Il De Amicis dice addio a Cantù
«Vendere è la soluzione migliore»

Don Violoni (Facec): «La Fondazione non può offrire continuità all’attività di istruzione». Sì all’apertura al pubblico di spazi e percorsi con un piano unitario. «Mantenere tracce di memoria»

Addio De Amicis. Se tornerà mai ad essere una scuola, non sarà gestita dalla Facec - la Fondazione ambrosiana per la cultura e per l’educazione cattolica - determinata a vendere l’area. A rimarcarlo è don Luca Violoni, il presidente della fondazione. Il quale, per l’ex collegio, auspica nuove destinazioni. Ma non si nascondono nemmeno tensioni con la cooperativa di ex studenti, subentrata nella proposta formativa, la preoccupazione per lo stato degli stabili, i timori in tema di degrado, dopo che a luglio l’ultima classe se ne andrà. Resta valida la disponibilità per percorsi aperti al pubblico.

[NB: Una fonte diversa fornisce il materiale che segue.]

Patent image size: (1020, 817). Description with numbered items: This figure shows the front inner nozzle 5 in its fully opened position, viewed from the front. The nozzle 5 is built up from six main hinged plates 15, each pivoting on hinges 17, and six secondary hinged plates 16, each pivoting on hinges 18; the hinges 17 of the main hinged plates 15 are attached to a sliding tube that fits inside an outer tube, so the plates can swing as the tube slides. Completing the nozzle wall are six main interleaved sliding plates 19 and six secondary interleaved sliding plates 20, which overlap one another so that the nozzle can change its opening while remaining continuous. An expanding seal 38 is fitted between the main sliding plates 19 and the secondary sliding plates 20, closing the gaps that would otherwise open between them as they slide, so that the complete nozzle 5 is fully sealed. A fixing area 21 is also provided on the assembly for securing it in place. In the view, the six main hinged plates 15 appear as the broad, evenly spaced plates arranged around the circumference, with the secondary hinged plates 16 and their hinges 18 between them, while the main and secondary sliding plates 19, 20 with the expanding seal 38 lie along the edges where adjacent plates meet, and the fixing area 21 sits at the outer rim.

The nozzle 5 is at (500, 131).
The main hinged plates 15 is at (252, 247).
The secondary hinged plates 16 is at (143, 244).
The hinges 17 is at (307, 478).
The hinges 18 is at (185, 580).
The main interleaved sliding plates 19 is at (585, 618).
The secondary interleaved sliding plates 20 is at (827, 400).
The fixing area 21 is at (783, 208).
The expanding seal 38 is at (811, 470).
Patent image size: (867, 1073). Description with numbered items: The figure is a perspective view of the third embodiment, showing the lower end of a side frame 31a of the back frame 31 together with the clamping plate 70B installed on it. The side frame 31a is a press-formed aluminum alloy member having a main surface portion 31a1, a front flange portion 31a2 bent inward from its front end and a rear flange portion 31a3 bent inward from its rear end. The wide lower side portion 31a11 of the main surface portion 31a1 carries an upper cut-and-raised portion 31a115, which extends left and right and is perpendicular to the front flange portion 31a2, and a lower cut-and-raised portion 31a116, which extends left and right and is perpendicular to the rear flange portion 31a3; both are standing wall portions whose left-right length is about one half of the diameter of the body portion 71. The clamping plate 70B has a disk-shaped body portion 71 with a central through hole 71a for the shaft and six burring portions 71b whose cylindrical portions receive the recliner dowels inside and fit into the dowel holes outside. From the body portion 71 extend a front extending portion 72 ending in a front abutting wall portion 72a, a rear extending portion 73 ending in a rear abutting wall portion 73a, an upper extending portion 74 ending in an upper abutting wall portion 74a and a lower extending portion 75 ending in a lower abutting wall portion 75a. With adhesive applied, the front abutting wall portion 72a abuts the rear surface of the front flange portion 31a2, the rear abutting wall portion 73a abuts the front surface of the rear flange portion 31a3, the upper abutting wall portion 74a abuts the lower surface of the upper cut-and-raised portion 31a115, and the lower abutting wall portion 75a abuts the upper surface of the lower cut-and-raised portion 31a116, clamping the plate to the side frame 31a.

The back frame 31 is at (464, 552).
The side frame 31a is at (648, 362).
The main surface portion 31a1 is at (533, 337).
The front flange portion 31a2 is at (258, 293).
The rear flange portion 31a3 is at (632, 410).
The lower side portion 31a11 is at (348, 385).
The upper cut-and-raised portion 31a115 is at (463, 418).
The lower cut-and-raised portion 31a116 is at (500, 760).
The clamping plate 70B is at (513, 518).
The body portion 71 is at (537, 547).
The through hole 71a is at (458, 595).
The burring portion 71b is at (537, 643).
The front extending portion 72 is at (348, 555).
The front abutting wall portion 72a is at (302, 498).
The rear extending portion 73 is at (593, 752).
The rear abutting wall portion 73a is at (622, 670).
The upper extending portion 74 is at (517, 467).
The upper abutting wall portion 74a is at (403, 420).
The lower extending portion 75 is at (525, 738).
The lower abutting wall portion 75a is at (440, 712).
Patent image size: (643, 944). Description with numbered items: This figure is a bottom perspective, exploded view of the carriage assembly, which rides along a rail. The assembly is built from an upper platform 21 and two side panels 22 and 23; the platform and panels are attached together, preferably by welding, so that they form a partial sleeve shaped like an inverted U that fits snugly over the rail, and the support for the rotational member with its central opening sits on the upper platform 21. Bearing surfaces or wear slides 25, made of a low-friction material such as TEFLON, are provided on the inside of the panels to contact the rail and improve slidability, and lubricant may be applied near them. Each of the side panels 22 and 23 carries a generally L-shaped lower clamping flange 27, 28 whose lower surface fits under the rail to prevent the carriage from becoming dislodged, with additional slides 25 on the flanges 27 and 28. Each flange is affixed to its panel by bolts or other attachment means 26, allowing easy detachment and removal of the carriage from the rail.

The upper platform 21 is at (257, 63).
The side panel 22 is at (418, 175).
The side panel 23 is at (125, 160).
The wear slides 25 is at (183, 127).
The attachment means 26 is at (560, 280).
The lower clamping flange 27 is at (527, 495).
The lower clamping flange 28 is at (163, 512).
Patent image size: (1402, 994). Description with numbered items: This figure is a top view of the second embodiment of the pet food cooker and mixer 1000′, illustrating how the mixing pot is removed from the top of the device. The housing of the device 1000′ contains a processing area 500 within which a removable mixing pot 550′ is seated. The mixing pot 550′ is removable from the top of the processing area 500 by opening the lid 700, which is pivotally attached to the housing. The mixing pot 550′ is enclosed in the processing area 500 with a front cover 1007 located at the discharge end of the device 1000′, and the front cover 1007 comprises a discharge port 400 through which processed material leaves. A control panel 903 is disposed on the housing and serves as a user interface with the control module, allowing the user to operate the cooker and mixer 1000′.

E c’è già un’eredità per Cantù: libri e materiali saranno lasciati alla città. «Le proposte formulate dal Comune ci pare ricerchino soluzioni che intendono coniugare l’esigenza di dotare la città di spazi e servizi pubblici e l’inserimento di nuove destinazioni urbanistiche che possano intercettare l’interesse di operatori ad investire nel futuro di questa importante e prestigiosa porzione di città» risponde don Violoni

«Oggi auspichiamo che nuove destinazioni siano trovate, mantenendo tracce di memoria di ciò che ha rappresentato “la collina del sapere” per Cantù. Probabilmente nel corretto equilibrio tra queste esigenze sta la chiave per una rivitalizzazione dei luoghi che hanno ospitato il De Amicis».